Pad w/something else

string_nums <- as.character(1:15)
string_nums
##  [1] "1"  "2"  "3"  "4"  "5"  "6"  "7"  "8"  "9"  "10" "11" "12" "13" "14"
## [15] "15"
str_pad(string_nums, 3, pad = "0")
##  [1] "001" "002" "003" "004" "005" "006" "007" "008" "009" "010" "011"
## [12] "012" "013" "014" "015"

Special characters


What you see isn’t always what R sees

fox <- "the quick \nbrown fox \n \t jumps over the \t lazy dog"
fox
## [1] "the quick \nbrown fox \n \t jumps over the \t lazy dog"
  • The above code has special characters telling R to break for a new line \n and to tab over \t.
  • You can see how R “sees” the data using the base::writeLines() function

writeLines(fox)
## the quick 
## brown fox 
##  	 jumps over the 	 lazy dog
  • \n and \t are probably the two most common.
  • Use ?"'" to see others

Special symbols

symbols <- c("\u03B1", "\u03B2", "\u03B3", "\u03B4", "\u03B5", "\u03B6")
symbols
## [1] "α" "β" "γ" "δ" "ε" "ζ"

These are called unicode characters and are consistent across programming languages. You can do plenty of other symbols outside of greek too.

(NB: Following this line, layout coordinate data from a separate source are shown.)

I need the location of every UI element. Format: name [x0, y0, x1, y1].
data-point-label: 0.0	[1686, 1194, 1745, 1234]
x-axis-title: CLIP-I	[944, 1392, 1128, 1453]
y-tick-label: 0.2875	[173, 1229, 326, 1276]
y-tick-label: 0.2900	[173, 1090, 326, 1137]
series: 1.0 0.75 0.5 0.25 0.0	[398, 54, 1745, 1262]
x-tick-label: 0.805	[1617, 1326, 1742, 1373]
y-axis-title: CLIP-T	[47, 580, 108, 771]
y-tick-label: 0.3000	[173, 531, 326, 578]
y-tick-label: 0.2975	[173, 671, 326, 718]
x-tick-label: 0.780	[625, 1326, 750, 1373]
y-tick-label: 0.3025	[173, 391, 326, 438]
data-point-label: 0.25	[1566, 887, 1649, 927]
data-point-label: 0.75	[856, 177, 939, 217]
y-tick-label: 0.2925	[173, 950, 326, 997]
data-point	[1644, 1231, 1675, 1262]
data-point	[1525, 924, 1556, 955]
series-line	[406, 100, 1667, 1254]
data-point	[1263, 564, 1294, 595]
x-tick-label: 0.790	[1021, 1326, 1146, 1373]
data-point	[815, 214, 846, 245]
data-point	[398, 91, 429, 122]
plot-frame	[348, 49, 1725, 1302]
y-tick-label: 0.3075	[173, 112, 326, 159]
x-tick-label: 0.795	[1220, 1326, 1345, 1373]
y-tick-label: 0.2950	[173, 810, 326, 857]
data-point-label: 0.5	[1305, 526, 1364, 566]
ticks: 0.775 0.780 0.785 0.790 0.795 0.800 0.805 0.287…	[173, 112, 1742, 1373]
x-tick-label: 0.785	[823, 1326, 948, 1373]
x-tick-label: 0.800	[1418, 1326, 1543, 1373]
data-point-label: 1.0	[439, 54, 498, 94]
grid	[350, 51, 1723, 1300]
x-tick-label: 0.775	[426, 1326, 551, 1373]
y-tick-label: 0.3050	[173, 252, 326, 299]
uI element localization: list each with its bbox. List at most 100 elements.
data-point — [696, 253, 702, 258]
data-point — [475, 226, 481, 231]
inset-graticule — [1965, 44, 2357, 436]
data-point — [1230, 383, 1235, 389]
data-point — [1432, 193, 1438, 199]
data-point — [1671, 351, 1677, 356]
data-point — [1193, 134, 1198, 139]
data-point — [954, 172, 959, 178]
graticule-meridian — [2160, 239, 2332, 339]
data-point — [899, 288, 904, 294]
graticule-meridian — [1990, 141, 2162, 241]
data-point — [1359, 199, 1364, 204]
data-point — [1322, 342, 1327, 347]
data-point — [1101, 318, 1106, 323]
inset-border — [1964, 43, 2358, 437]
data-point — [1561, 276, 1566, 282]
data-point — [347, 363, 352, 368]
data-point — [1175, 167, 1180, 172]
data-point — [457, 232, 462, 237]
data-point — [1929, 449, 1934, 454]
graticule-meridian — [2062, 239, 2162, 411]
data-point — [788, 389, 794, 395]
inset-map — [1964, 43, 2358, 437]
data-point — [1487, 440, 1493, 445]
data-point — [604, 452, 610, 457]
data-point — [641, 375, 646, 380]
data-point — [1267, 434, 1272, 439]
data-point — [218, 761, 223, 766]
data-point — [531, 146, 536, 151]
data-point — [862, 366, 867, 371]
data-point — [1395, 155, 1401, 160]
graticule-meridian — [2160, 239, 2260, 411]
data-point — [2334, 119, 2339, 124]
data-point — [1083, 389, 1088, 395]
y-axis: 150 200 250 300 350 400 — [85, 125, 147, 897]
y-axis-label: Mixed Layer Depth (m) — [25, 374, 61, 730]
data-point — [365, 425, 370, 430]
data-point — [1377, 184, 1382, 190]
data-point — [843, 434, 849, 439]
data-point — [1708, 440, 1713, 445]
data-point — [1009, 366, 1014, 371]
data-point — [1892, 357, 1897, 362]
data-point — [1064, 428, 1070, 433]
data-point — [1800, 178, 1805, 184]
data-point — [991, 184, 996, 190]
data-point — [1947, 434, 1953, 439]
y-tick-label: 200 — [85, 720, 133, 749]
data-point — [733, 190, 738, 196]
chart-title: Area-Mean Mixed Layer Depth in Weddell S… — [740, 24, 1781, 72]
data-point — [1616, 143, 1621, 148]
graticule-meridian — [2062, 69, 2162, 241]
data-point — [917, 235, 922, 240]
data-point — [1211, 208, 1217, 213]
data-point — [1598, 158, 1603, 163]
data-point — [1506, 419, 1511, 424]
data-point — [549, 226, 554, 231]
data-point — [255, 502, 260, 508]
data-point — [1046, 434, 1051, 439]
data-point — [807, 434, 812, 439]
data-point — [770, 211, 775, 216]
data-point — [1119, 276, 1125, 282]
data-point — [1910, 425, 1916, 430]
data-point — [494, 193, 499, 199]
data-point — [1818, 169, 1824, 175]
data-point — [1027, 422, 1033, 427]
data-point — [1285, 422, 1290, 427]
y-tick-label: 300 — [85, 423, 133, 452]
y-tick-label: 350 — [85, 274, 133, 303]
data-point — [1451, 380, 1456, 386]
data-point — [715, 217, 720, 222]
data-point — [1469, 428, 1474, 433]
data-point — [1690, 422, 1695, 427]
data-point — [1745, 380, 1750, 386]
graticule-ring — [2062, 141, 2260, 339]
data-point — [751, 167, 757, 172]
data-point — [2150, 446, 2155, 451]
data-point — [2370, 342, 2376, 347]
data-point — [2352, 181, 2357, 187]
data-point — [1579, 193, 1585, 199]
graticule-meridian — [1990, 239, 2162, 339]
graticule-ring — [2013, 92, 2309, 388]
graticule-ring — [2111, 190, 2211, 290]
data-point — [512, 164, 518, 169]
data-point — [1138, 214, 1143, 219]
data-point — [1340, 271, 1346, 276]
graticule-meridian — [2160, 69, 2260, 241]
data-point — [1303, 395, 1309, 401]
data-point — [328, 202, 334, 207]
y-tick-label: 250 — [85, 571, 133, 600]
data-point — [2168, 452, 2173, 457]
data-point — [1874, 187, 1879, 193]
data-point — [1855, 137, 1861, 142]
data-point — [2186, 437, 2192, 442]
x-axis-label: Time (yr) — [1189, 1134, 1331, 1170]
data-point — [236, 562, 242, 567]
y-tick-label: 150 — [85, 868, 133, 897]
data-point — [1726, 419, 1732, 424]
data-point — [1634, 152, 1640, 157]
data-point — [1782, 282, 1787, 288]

For example "\u0807" turns into ࠇ.

See http://graphemica.com/unicode/characters/ to find specific numbers


You might be thinking… Plots!

  • Better ways to do that
  • Let’s create some normal distributions and annotate the plot
x <- seq(-5, 5, .1)
l1 <- dnorm(x, 0, 1)
l2 <- dnorm(x, 0, 2)
l3 <- dnorm(x, 0, 3)

d <- data.frame(x = x, 
				likelihood = c(l1, l2, l3), 
				sd = rep(1:3, each = length(x)))

Let’s annotate this plot

library(tidyverse)
theme_set(theme_classic())
ggplot(d, aes(x, likelihood, color = factor(sd))) + geom_line()

plot of chunk basic_plot


ggplot(d, aes(x, likelihood, color = factor(sd))) + 
	geom_line() +
	annotate("text", x = 0, y = 0.41, label = "sigma == 1", parse = TRUE, 
		color = "#F8766D") +
	annotate("text", x = 0, y = 0.22, label = "sigma == 2", parse = TRUE, 
		color = "#00BA38") +
	annotate("text", x = 0, y = 0.15, label = "sigma == 3", parse = TRUE, 
		color = "#619CFF")

plot of chunk plot_annotate


Base plot annotations

  • Use expression with no quotes
splt <- split(d, d$sd)

plot(splt[[1]]$x, splt[[1]]$likelihood, 
	type = "l", 
	col = "#F8766D", 
	bty = "n", 
	xlab = "data", 
	ylab = "likelihood", 
	lwd = 2)
lines(splt[[2]]$x, splt[[2]]$likelihood, col = "#00BA38", lwd = 2)
lines(splt[[3]]$x, splt[[3]]$likelihood, col = "#619CFF", lwd = 2)

text(0, 0.41, expression(sigma == 1), col = "#F8766D")
text(0, 0.21, expression(sigma == 2), col = "#00BA38")
text(0, 0.14, expression(sigma == 3), col = "#619CFF")

plot of chunk expression_noecho


Escaping special characters

  • If you want the literal text to show up, instead of the symbol, you have to escape it it \.
  • Because \ itself is a special character, that means you need two: \\.
show_symbols <- c("\\u03B1", "\\u03B2", "\\u03B3", "\\u03B4", "\\u03B5", "\\u03B6")
show_symbols
## [1] "\\u03B1" "\\u03B2" "\\u03B3" "\\u03B4" "\\u03B5" "\\u03B6"
  • There are also a host of regular expressions that have special characters that you’ll need to escape if you want them to print too. We’ll talk more about these later.